Unsuccessful in his attempt to conquer the Kingdom of Hawaii for the Russian-American Company, Georg Anton Schäffer is forced to admit defeat and leave Kauai.
The Schäffer affair was a controversial diplomatic incident caused by Georg Anton Schäffer, a German who attempted to seize the Kingdom of Hawaii for the Russian Empire. While on a trading expedition to the Kingdom, the Russian-American Company (RAC) vessel Bering ran aground during a storm at Waimea on Kauai in January 1815. The chieftain of the island, Kaumualii, seized the company goods on board. Schäffer was sent later that year from Russian America to recover the lost property, where he would spend the following two years courting native allies to overthrow Kamehameha I.
A simple mission led by an inexperienced but ambitious physician unfolded into a major blunder for the Company. Kaumualii, who sought outside help in his domestic rivalry with King Kamehameha, invited Schäffer to his island and manipulated him into believing that the RAC could easily take over and colonize Hawaii. Schäffer soon planned a full-blown naval assault on the Hawaiian islands. His actions were not sanctioned by RAC governor Alexander Andreyevich Baranov, who gave no instructions beyond either regaining the lost company items or compensation for them in sandalwood.

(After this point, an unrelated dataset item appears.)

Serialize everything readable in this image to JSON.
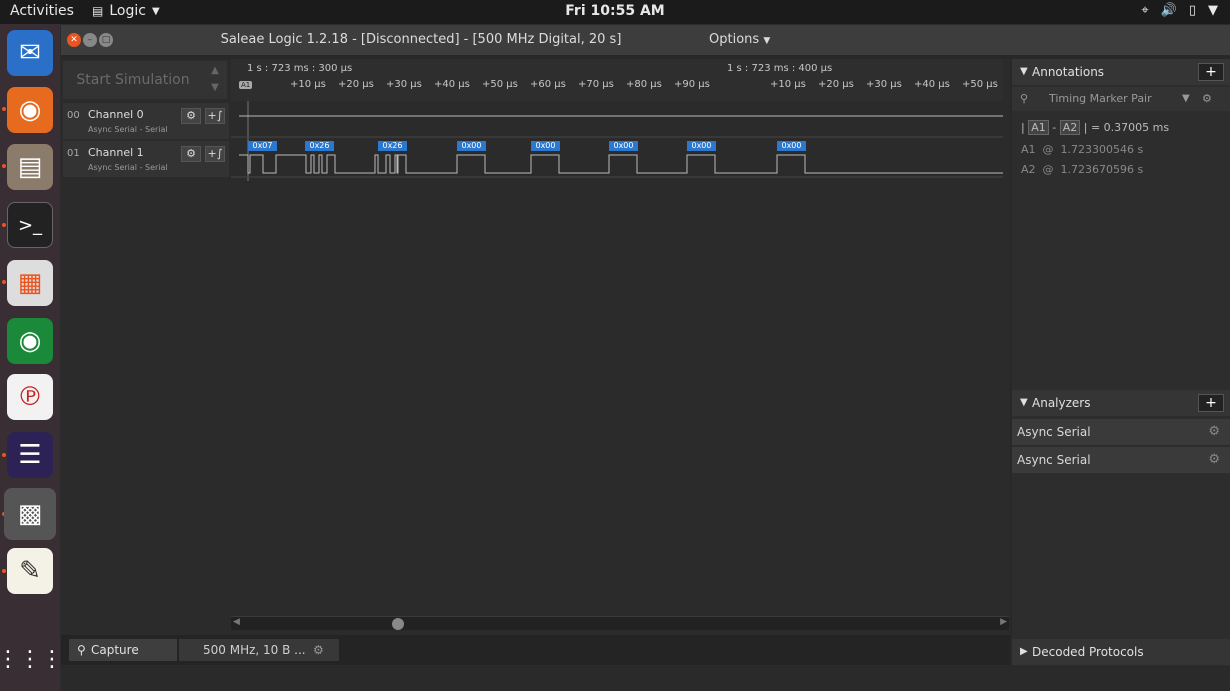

Mounting resistance of Native Hawaiians and American traders forced Schäffer to admit defeat and leave Hawaii in July 1817, before his triumphant reports from Kauai reached the Russian court. The Company recognized a loss of no less than 200,000 rubles but continued entertaining "the Hawaiian project" until 1821. The Company then sued Schäffer for damages, but after an inconclusive legal standoff found it easier to let him go back to Germany.